Helikopter polisi berpatroli di udara selama aksi pengambil alihan kekuasaan berlangsung, 30 Maret 2014

Oleh sebab itu, sejak 2007 hak kepemilikan diatur sistematis. Saat ini di Rio de Janeiro 103.000 tanah diperiksa kepemilikannya. Seperempatnya termasuk daerah Favela. Hak kepemilikan menjamin hak tidak terbatas bagi pemilik, dan harga diri, kata Menteri Pembangunan Pemukiman Rio de Janeiro, Rafael Oicciani. Tapi ada juga yang mengkritik. Alasannya, dengan adanya ketetapan baru, hukum pasar tidak berlaku lagi. Orang yang ingin memiliki tanah hanya perlu menduduki tanah itu selama mungkin.

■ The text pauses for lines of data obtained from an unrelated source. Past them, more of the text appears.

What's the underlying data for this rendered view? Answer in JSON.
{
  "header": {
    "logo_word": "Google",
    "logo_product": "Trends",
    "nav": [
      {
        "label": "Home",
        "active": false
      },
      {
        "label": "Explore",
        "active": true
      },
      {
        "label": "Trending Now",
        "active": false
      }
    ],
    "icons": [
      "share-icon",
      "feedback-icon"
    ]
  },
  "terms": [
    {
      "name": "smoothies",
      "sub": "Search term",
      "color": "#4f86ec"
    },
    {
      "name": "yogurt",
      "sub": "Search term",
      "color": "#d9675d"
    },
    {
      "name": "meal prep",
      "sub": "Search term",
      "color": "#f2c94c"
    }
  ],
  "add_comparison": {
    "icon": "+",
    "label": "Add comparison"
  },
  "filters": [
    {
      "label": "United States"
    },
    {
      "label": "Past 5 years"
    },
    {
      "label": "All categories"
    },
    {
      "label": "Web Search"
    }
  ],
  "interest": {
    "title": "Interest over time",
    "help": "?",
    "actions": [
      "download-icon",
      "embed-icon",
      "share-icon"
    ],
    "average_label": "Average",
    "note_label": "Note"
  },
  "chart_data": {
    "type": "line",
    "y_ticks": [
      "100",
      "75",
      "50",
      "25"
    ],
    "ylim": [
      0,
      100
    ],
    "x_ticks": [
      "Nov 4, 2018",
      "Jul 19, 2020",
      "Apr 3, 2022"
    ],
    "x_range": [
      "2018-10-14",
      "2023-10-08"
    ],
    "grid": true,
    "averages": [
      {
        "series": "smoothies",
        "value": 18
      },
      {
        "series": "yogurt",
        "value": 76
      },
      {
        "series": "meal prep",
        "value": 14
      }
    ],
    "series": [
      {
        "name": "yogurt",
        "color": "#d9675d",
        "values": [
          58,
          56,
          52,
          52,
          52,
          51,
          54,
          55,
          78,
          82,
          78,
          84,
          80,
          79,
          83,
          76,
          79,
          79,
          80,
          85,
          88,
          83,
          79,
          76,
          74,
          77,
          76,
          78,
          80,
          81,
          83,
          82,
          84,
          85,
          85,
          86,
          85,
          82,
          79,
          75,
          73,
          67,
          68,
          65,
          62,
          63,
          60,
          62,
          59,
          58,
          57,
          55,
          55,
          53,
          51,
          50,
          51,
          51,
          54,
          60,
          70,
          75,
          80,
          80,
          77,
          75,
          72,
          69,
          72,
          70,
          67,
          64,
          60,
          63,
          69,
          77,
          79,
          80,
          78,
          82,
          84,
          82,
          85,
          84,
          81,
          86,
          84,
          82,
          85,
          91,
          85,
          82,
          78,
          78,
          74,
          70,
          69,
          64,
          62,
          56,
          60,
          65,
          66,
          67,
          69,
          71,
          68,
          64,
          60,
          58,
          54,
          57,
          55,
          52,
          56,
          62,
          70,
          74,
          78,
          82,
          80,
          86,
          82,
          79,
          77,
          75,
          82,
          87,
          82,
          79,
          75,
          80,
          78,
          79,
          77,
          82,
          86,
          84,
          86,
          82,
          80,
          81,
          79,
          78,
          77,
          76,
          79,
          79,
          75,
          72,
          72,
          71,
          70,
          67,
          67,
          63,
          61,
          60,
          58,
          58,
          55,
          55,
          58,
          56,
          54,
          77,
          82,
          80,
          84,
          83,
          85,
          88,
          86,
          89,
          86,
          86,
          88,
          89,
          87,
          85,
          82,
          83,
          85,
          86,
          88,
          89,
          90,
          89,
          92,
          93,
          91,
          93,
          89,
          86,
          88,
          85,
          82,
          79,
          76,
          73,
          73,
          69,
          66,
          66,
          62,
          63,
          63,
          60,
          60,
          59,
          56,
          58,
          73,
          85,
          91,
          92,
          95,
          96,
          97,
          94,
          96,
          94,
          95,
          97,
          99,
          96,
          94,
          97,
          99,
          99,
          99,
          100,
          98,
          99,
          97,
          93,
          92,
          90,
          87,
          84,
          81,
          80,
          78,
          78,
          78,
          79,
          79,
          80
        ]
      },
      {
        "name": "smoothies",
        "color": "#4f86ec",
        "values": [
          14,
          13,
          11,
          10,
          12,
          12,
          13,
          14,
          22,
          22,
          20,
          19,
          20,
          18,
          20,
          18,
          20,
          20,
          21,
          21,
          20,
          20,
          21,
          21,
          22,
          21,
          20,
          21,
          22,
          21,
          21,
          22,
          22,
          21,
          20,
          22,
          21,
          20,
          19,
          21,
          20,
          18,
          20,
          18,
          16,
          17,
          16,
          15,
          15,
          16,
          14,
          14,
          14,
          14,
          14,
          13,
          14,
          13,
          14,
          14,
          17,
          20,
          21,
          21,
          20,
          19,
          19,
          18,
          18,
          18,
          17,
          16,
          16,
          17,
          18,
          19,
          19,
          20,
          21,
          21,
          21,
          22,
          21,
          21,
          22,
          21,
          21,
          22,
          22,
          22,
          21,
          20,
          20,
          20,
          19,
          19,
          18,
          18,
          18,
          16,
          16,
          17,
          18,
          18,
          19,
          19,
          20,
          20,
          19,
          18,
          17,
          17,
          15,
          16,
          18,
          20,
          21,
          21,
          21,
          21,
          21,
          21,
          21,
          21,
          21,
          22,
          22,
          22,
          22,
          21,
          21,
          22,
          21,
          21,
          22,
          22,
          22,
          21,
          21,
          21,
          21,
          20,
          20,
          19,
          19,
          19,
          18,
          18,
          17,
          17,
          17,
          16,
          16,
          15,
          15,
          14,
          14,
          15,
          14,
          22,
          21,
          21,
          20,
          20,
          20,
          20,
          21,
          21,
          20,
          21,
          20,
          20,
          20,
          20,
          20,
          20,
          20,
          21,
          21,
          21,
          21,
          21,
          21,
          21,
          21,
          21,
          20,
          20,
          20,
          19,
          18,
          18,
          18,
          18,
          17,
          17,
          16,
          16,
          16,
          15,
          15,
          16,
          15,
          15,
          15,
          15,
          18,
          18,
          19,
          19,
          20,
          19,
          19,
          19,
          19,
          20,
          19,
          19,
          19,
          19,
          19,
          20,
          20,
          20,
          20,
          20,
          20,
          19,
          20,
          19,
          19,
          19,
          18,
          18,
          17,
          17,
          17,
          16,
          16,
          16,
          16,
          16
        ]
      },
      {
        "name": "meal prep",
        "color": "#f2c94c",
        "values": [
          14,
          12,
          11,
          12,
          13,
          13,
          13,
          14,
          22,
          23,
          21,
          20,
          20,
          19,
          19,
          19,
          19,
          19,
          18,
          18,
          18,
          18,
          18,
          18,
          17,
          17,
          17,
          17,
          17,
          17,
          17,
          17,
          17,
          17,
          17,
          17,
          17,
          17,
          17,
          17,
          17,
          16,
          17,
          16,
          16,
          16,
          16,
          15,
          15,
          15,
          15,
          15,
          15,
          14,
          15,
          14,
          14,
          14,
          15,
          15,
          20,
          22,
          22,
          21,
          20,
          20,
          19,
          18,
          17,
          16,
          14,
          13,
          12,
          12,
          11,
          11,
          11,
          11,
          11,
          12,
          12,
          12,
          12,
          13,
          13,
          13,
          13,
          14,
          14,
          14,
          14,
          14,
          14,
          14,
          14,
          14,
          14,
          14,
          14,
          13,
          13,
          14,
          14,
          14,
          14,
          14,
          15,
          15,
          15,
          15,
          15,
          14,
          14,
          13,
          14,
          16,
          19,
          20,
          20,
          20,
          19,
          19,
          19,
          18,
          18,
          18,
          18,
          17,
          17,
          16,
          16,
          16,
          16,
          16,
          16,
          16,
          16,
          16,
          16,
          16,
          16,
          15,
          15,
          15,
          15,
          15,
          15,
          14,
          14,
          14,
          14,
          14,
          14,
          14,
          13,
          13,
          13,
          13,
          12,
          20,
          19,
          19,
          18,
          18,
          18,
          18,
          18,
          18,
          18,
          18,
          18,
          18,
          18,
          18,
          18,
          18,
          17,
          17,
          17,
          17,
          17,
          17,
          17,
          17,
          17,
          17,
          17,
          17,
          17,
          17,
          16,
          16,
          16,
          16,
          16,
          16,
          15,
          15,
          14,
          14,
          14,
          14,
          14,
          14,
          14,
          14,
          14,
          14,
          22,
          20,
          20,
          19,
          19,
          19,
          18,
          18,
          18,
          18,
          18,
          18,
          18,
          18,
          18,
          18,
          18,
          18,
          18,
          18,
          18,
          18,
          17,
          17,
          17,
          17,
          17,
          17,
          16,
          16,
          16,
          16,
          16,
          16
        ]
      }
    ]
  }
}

Kaya di Antara Yang Miskin

Hak kepemilikan bagi penduduk Favela juga jadi motif untuk memperbaiki daerah tempat tinggalnya. Ini sangat penting. Menurut IBGE Favela adalah "daerah kota di bawah standar normal" dengan infrastruktur yang jelas sangat buruk. Misalnya, tidak ada pelayanan medis, tidak ada air bersih, pembersihan sampah dan alat transportasi. Bagi penduduk, keadaan ini bisa berdampak fatal. Penghuni Favela tidak bisa mendapat pekerjaan di pusat kota, jika tidak ada hubungan transportasi antara Favela dan pusat kota.

Brasilien Polizei in der Favela Mare

Polisi Brasil ketika berpatroli di kompleks Favela, Complexo do Maré, 30 Maret 2014

Di lain pihak, sangat banyak orang senang tinggal di Favela. Menurut sebuah jajak pendapat yang dilakukan institut demografi Data Popular, hanya sepertiga penduduk Favela mau meninggalkan daerah kumuh itu, jika punya kesempatan.

Berkat program sosial yang mulai dilaksanakan Presiden Luiz Inácio Lula da Silva, dan diteruskan Dilma Rousseff, banyak orang berhasil keluar dari kemiskinan dan termasuk dalam lapisan menengah bawah. Perkembangan ini juga tampak di Favela. Tahun 2013, dua pertiga penduduk Favela termasuk kelas menengah. Sepuluh tahun sebelumnya, hanya sepertiga, demikian pencatatan Data Popular.

Selain itu, menurut hasil jajak pendapat, setengah warga Brasil menilai, tinggal di luar Favela tidak berarti lebih bahagia. Menurut laporan harian O Globo, banyak penghuni Favela melihatnya secara pragmatis. Mereka lebih senang jadi orang kaya di antara orang miskin, daripada jadi orang miskin di antara orang kaya.